Una mamá quita novios





¿Han visto a esas mujeres que andan en los 40 ó 50 y lucen impactantes? Muchas de ellas podrían competir sin desventaja con sus hijas de “veintitantos”… y algunas, ¡vaya que lo hacen!
Podrían parecer historias de telenovela –o de Britney Spears, que ella también se quejó de que su madre tuvo sus ‘queveres’ con Kevin Federline-, pero ¡cosas iguales o más nefastas pasan en la vida real!
Les voy a contar una historia que sucedió hace unos meses, sólo cambié los nombres de los protagonistas por obvios motivos:





Madres que le quitan el novio a su hija





Patricia tiene 44 años y es divorciada desde hace 13, ella se ve a sí misma más como una “amiga” que como una madre de su hija Laura, de 19 años. La acompaña siempre de compras, le toma la ropa prestada –porque Patricia usa la misma talla a fuerza de matarse de hambre-, utilizan el mismo lenguaje y hasta le revela a Laura algunos detalles íntimos de sus “aventuras” con algún hombre.

Laura llegó hace un par de semanas a casa con Martín, con quien está saliendo desde hace casi un mes; estaban viendo una película cuando Patricia se acerca con una botella de vino y unas copas, abre la botella y pregunta si puede acompañarlos; durante la noche le sonríe ocasionalmente a Martín, hace algunos chistes subidos de tono y habla de lo popular que es su perfil de Facebook.


problema



Al día siguiente Patricia agrega a Martín y le manda un mensaje: “Qué buenas tus fotos de la playa, no sabía que te ejercitaras, ¿qué podrás hacer con esos músculos?” Martín no quiere decirle desubicada, obvio, y sigue con el jueguito de mensajes que va subiendo de tono… dos semanas después Laura le grita de todo a su mamá y al tal Martín porque los vio dándose un beso en la cocina… y menos mal que fue así como los descubrió, ¡pudo ser peor!

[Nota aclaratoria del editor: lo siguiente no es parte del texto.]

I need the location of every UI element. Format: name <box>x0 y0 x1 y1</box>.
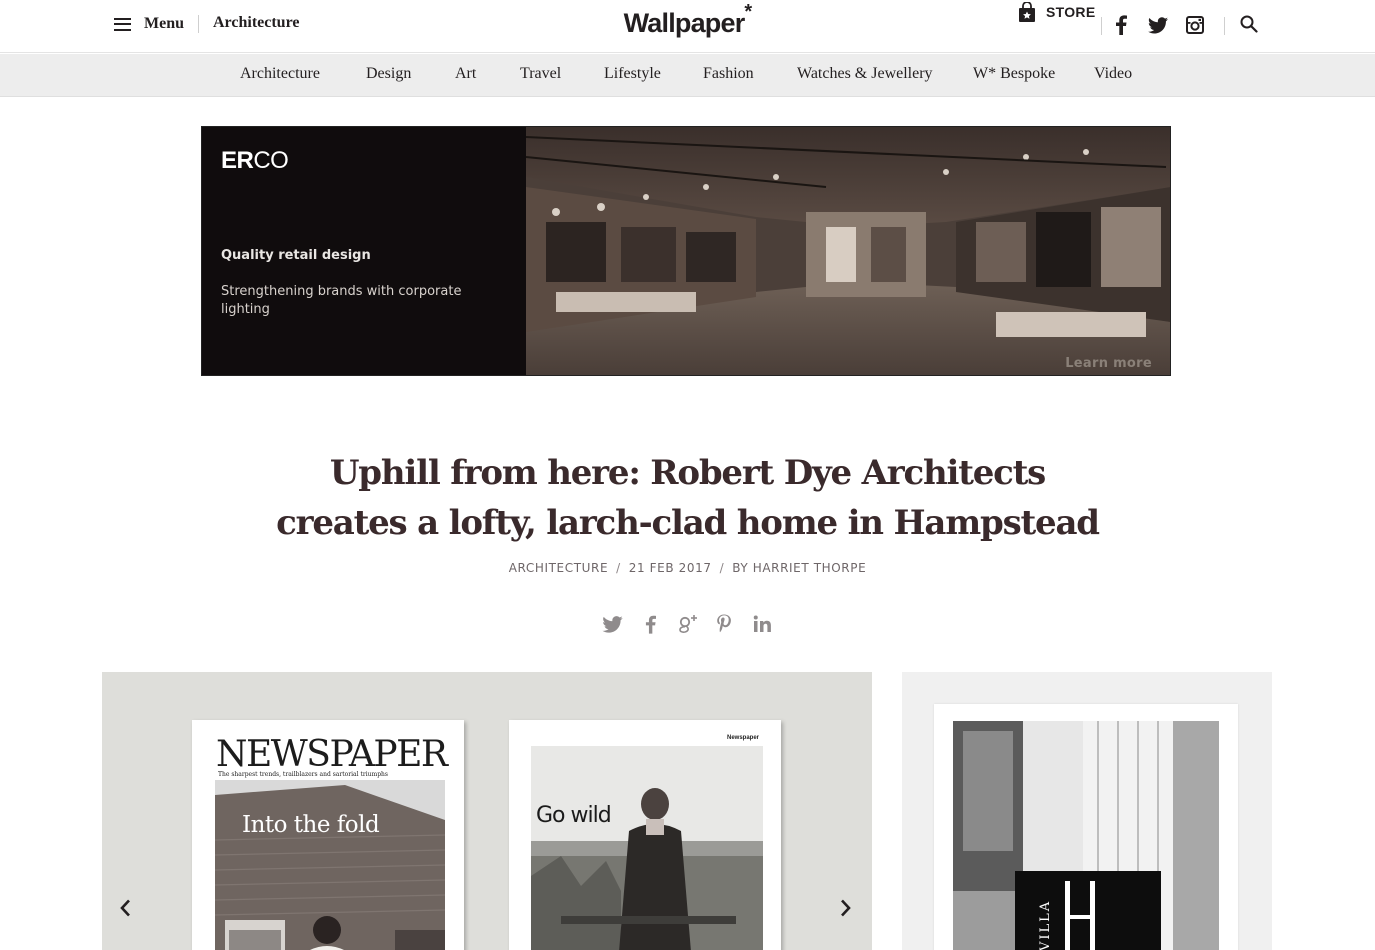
go-wild-corner-label: Newspaper <box>726 735 759 741</box>
header-divider <box>1224 17 1225 35</box>
search-icon[interactable] <box>1238 13 1260 35</box>
linkedin-icon[interactable] <box>750 611 774 637</box>
chevron-right-icon[interactable] <box>836 897 856 919</box>
instagram-icon[interactable] <box>1184 14 1206 36</box>
newspaper-masthead: NEWSPAPER <box>216 734 448 775</box>
nav-item-art[interactable]: Art <box>455 65 476 83</box>
newspaper-cover-photo <box>215 780 445 950</box>
nav-item-bespoke[interactable]: W* Bespoke <box>973 65 1055 83</box>
facebook-icon[interactable] <box>1110 14 1132 36</box>
go-wild-cover-photo <box>531 746 763 950</box>
ad-brand-logo: ERCO <box>221 147 289 174</box>
breadcrumb-section-link[interactable]: Architecture <box>213 14 299 32</box>
facebook-icon[interactable] <box>638 611 662 637</box>
newspaper-cover-headline: Into the fold <box>242 812 380 838</box>
image-gallery: NEWSPAPER The sharpest trends, trailblaz… <box>102 672 872 950</box>
store-link[interactable]: STORE <box>1019 2 1095 22</box>
ad-store-photo <box>526 127 1170 375</box>
nav-item-fashion[interactable]: Fashion <box>703 65 754 83</box>
article-title: Uphill from here: Robert Dye Architects … <box>276 453 1100 543</box>
article-category-link[interactable]: ARCHITECTURE <box>509 561 608 575</box>
menu-button[interactable]: Menu <box>114 12 184 36</box>
pinterest-icon[interactable] <box>712 611 736 637</box>
go-wild-cover-headline: Go wild <box>536 803 612 828</box>
gallery-slide-go-wild[interactable]: Newspaper Go wild <box>509 720 781 950</box>
nav-item-lifestyle[interactable]: Lifestyle <box>604 65 661 83</box>
villa-brand-text: VILLA <box>1038 900 1053 950</box>
nav-item-architecture[interactable]: Architecture <box>240 65 320 83</box>
logo-asterisk: * <box>744 1 752 23</box>
ad-text-panel: ERCO Quality retail design Strengthening… <box>202 127 526 375</box>
article-author-link[interactable]: BY HARRIET THORPE <box>732 561 866 575</box>
store-label[interactable]: STORE <box>1046 4 1095 20</box>
ad-learn-more-link[interactable]: Learn more <box>1065 356 1152 371</box>
chevron-left-icon[interactable] <box>115 897 135 919</box>
menu-label[interactable]: Menu <box>144 15 184 33</box>
nav-item-watches-jewellery[interactable]: Watches & Jewellery <box>797 65 933 83</box>
site-header: Menu Architecture Wallpaper* STORE <box>0 0 1375 53</box>
twitter-icon[interactable] <box>1147 14 1169 36</box>
meta-separator: / <box>616 561 621 575</box>
sidebar-ad[interactable]: VILLA <box>902 672 1272 950</box>
site-logo[interactable]: Wallpaper* <box>624 1 753 38</box>
sidebar-ad-photo: VILLA <box>953 721 1219 950</box>
meta-separator: / <box>719 561 725 575</box>
shopping-bag-icon <box>1019 2 1035 22</box>
banner-ad[interactable]: ERCO Quality retail design Strengthening… <box>201 126 1171 376</box>
nav-item-video[interactable]: Video <box>1094 65 1132 83</box>
google-plus-icon[interactable] <box>676 611 700 637</box>
hamburger-icon[interactable] <box>114 17 131 31</box>
section-nav: Architecture Design Art Travel Lifestyle… <box>0 54 1375 97</box>
ad-copy: Strengthening brands with corporate ligh… <box>221 284 462 317</box>
breadcrumb-divider <box>198 15 199 33</box>
article-meta: ARCHITECTURE / 21 FEB 2017 / BY HARRIET THOR… <box>0 561 1375 575</box>
twitter-icon[interactable] <box>600 611 624 637</box>
header-divider <box>1101 17 1102 35</box>
gallery-slide-newspaper[interactable]: NEWSPAPER The sharpest trends, trailblaz… <box>192 720 464 950</box>
ad-headline: Quality retail design <box>221 248 371 263</box>
nav-item-design[interactable]: Design <box>366 65 411 83</box>
newspaper-tagline: The sharpest trends, trailblazers and sa… <box>218 771 388 778</box>
logo-text[interactable]: Wallpaper <box>624 8 746 38</box>
share-bar <box>0 611 1375 637</box>
nav-item-travel[interactable]: Travel <box>520 65 561 83</box>
article-date: 21 FEB 2017 <box>628 561 712 575</box>
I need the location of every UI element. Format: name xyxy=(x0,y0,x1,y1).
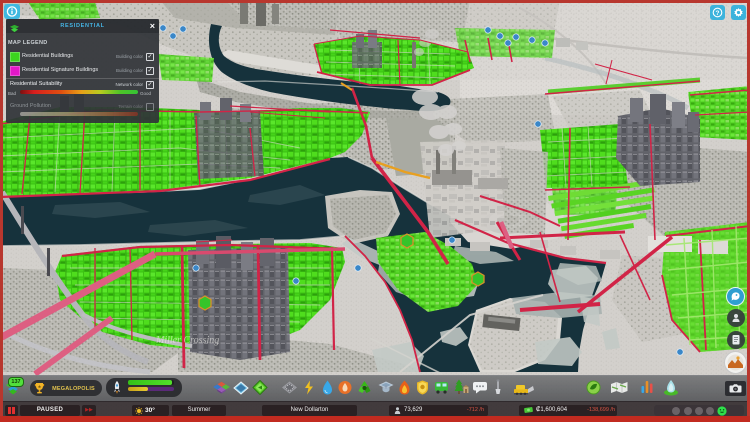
svg-text:Miller Crossing: Miller Crossing xyxy=(155,335,219,346)
svg-text:?: ? xyxy=(716,10,720,17)
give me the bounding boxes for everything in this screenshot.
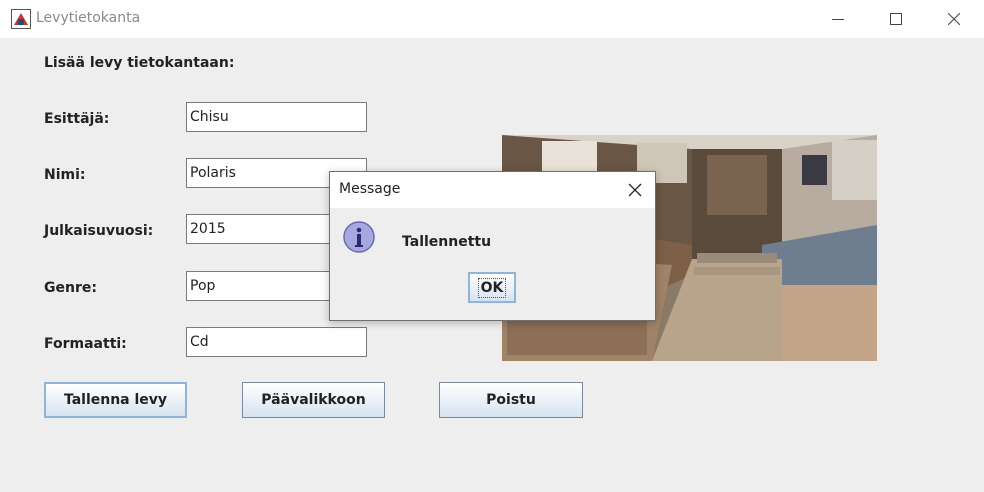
- artist-label: Esittäjä:: [44, 111, 110, 127]
- minimize-icon: [832, 19, 844, 20]
- format-label: Formaatti:: [44, 336, 127, 352]
- format-input[interactable]: [186, 327, 367, 357]
- java-app-icon: [11, 9, 31, 29]
- genre-label: Genre:: [44, 280, 97, 296]
- window-title: Levytietokanta: [36, 10, 141, 26]
- close-icon: [948, 13, 960, 25]
- close-icon: [628, 183, 642, 197]
- message-dialog: Message Tallennettu OK: [329, 171, 656, 321]
- exit-button[interactable]: Poistu: [439, 382, 583, 418]
- info-icon: [342, 220, 376, 254]
- form-heading: Lisää levy tietokantaan:: [44, 55, 235, 71]
- maximize-icon: [890, 13, 902, 25]
- close-button[interactable]: [925, 0, 983, 38]
- ok-button-label: OK: [477, 277, 507, 298]
- dialog-message: Tallennettu: [402, 234, 492, 250]
- maximize-button[interactable]: [867, 0, 925, 38]
- main-menu-button[interactable]: Päävalikkoon: [242, 382, 385, 418]
- dialog-titlebar[interactable]: Message: [330, 172, 655, 208]
- ok-button[interactable]: OK: [468, 272, 516, 303]
- window-titlebar[interactable]: Levytietokanta: [0, 0, 984, 38]
- name-label: Nimi:: [44, 167, 86, 183]
- release-year-label: Julkaisuvuosi:: [44, 223, 154, 239]
- dialog-title: Message: [339, 181, 401, 197]
- save-record-button[interactable]: Tallenna levy: [44, 382, 187, 418]
- artist-input[interactable]: [186, 102, 367, 132]
- minimize-button[interactable]: [809, 0, 867, 38]
- dialog-close-button[interactable]: [625, 180, 645, 200]
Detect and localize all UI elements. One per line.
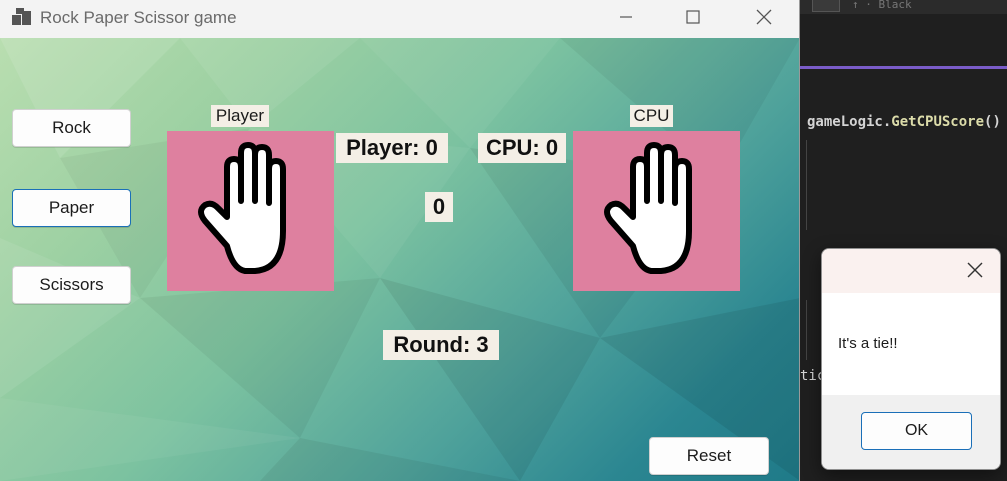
maximize-button[interactable] <box>670 0 716 34</box>
code-suffix: () <box>984 114 1001 130</box>
indent-guide <box>806 140 807 230</box>
minimize-button[interactable] <box>603 0 649 34</box>
player-score: Player: 0 <box>336 133 448 163</box>
code-method: GetCPUScore <box>891 114 985 130</box>
cpu-label: CPU <box>630 105 673 127</box>
close-button[interactable] <box>741 0 787 34</box>
maximize-icon <box>685 9 701 25</box>
title-bar[interactable]: Rock Paper Scissor game <box>0 0 799 38</box>
player-choice-box <box>167 131 334 291</box>
app-icon <box>12 8 32 26</box>
round-counter: Round: 3 <box>383 330 499 360</box>
reset-button[interactable]: Reset <box>649 437 769 475</box>
cpu-choice-box <box>573 131 740 291</box>
dialog-title-bar[interactable] <box>822 249 1000 293</box>
editor-tab[interactable] <box>812 0 840 12</box>
result-value: 0 <box>425 192 453 222</box>
close-icon <box>966 261 984 284</box>
ok-button[interactable]: OK <box>861 412 972 450</box>
close-icon <box>755 8 773 26</box>
message-dialog: It's a tie!! OK <box>821 248 1001 470</box>
window-title: Rock Paper Scissor game <box>40 8 237 27</box>
scissors-button[interactable]: Scissors <box>12 266 131 304</box>
editor-accent-line <box>800 66 1007 69</box>
cpu-score: CPU: 0 <box>478 133 566 163</box>
code-object: gameLogic <box>807 114 883 130</box>
game-window: Rock Paper Scissor game Rock Paper Sciss… <box>0 0 800 481</box>
indent-guide <box>806 300 807 360</box>
game-board: Rock Paper Scissors Player CPU Player: 0… <box>0 38 799 481</box>
paper-button[interactable]: Paper <box>12 189 131 227</box>
dialog-close-button[interactable] <box>960 257 990 287</box>
editor-tab-strip: ↑ · Black <box>800 0 1007 14</box>
dialog-message: It's a tie!! <box>838 335 898 352</box>
player-label: Player <box>211 105 269 127</box>
editor-tab-text: ↑ · Black <box>852 0 912 11</box>
minimize-icon <box>618 9 634 25</box>
editor-code-line: gameLogic.GetCPUScore() <box>807 114 1001 130</box>
rock-button[interactable]: Rock <box>12 109 131 147</box>
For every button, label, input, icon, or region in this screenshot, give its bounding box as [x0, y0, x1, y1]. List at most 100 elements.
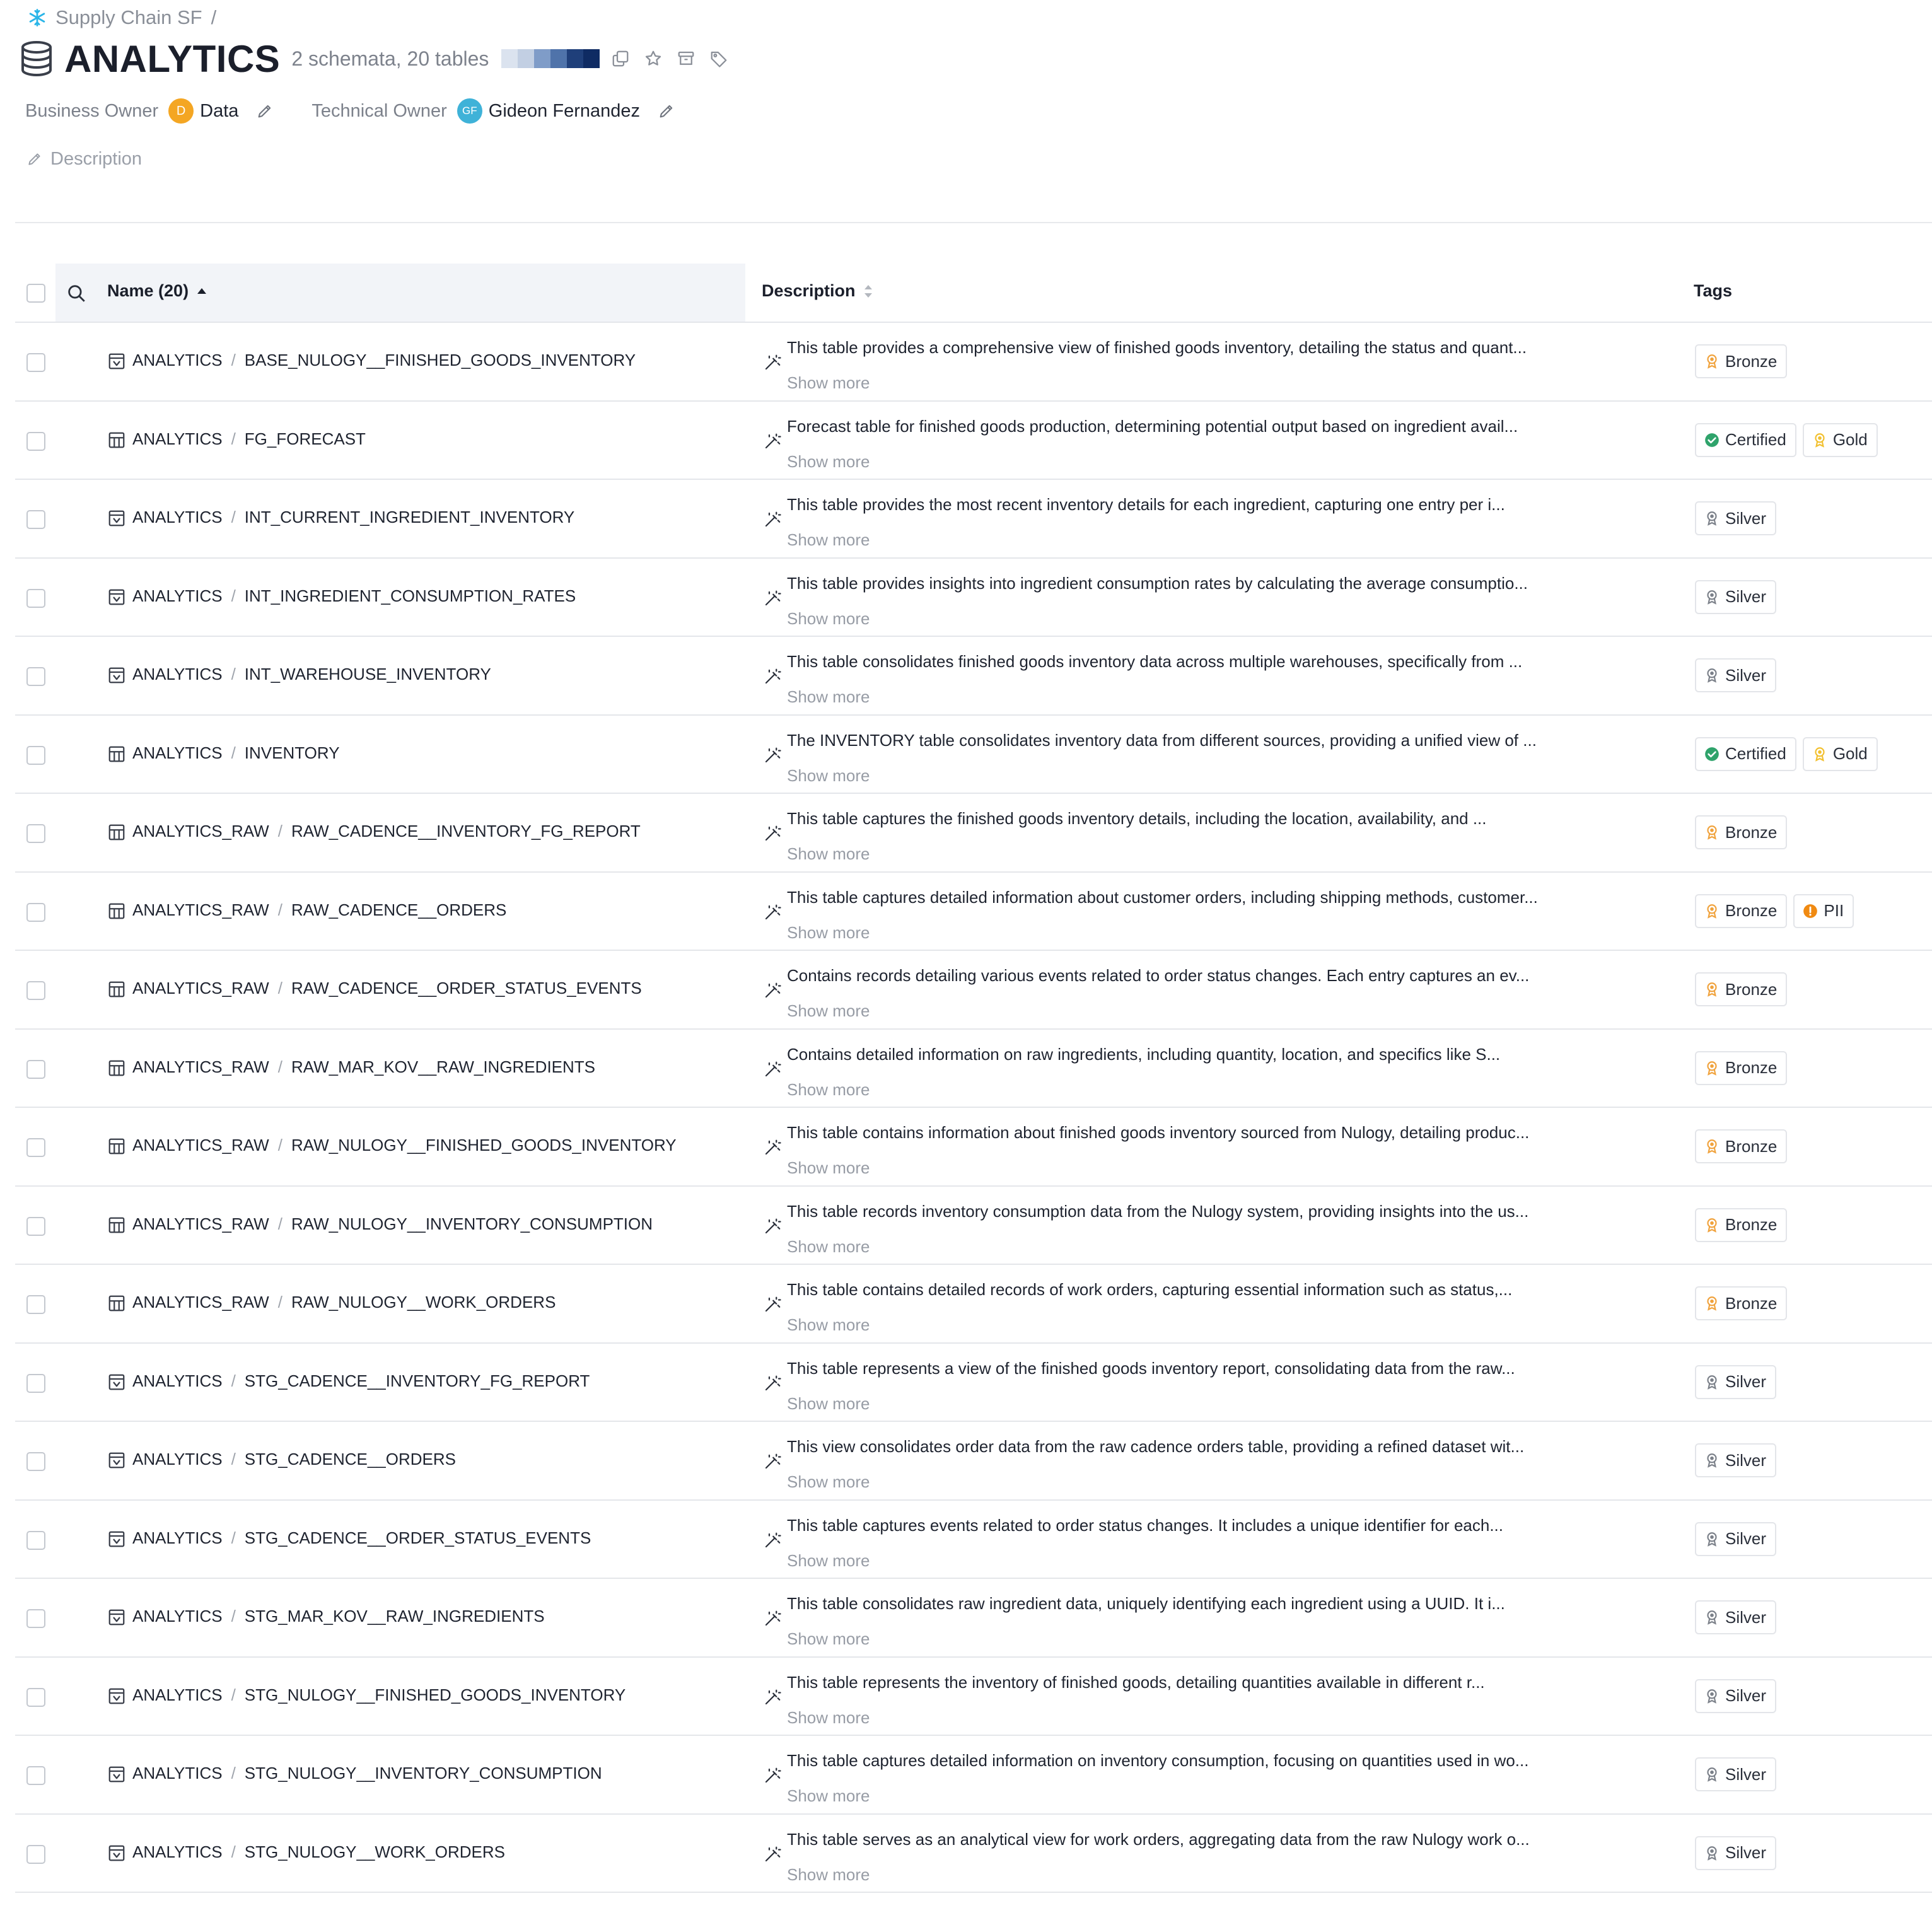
- tag-bronze[interactable]: Bronze: [1695, 1207, 1788, 1242]
- row-checkbox[interactable]: [26, 1452, 45, 1471]
- table-name-link[interactable]: ANALYTICS / STG_NULOGY__INVENTORY_CONSUMPT…: [132, 1764, 602, 1783]
- tag-icon[interactable]: [709, 49, 728, 68]
- show-more-link[interactable]: Show more: [787, 1394, 870, 1414]
- show-more-link[interactable]: Show more: [787, 1551, 870, 1571]
- tag-silver[interactable]: Silver: [1695, 1835, 1777, 1870]
- show-more-link[interactable]: Show more: [787, 844, 870, 864]
- tag-gold[interactable]: Gold: [1802, 422, 1878, 457]
- row-checkbox[interactable]: [26, 1844, 45, 1864]
- table-name-link[interactable]: ANALYTICS / STG_MAR_KOV__RAW_INGREDIENTS: [132, 1607, 545, 1626]
- show-more-link[interactable]: Show more: [787, 1315, 870, 1335]
- table-row[interactable]: ANALYTICS / STG_NULOGY__FINISHED_GOODS_INV…: [15, 1658, 1932, 1736]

El problema surge por parte de las madres que se niegan a aceptar la pérdida de la juventud y empiezan a rivalizar con sus hijas imitando su look, saliendo a los mismos lugares, compartiendo amistades y, hasta coqueteándoles a los chicos con quien sale.



Sociedad




Lo peor del caso es que a muchos hombres puede parecerles interesante este flirteo con mujeres mayores y atractivas… y el tabú de que sea ¡la mismísima madre de su novia! le agrega ese toque prohibido que puede seducir a más de alguno.

Imaginen el logro que puede significar para una mujer que basa gran parte de su autoestima en su atractivo erótico y que con los años, se siente desplazada por la juventud y vitalidad de su hija, al sentir que fue más “deseada” y que un hombre joven, la prefirió a ella.



hija




En realidad es un conflicto que debe asumir la mujer que encuentra en esa “competencia” la compensación a su amor propio; lo que puede terminar en un enfrentamiento muy fuerte con su hija, rencores de toda la vida y hasta la ruptura de la de por sí difícil relación entre una y otra.

Y tú, ¿de qué forma crees que se puede lidiar con una madre así?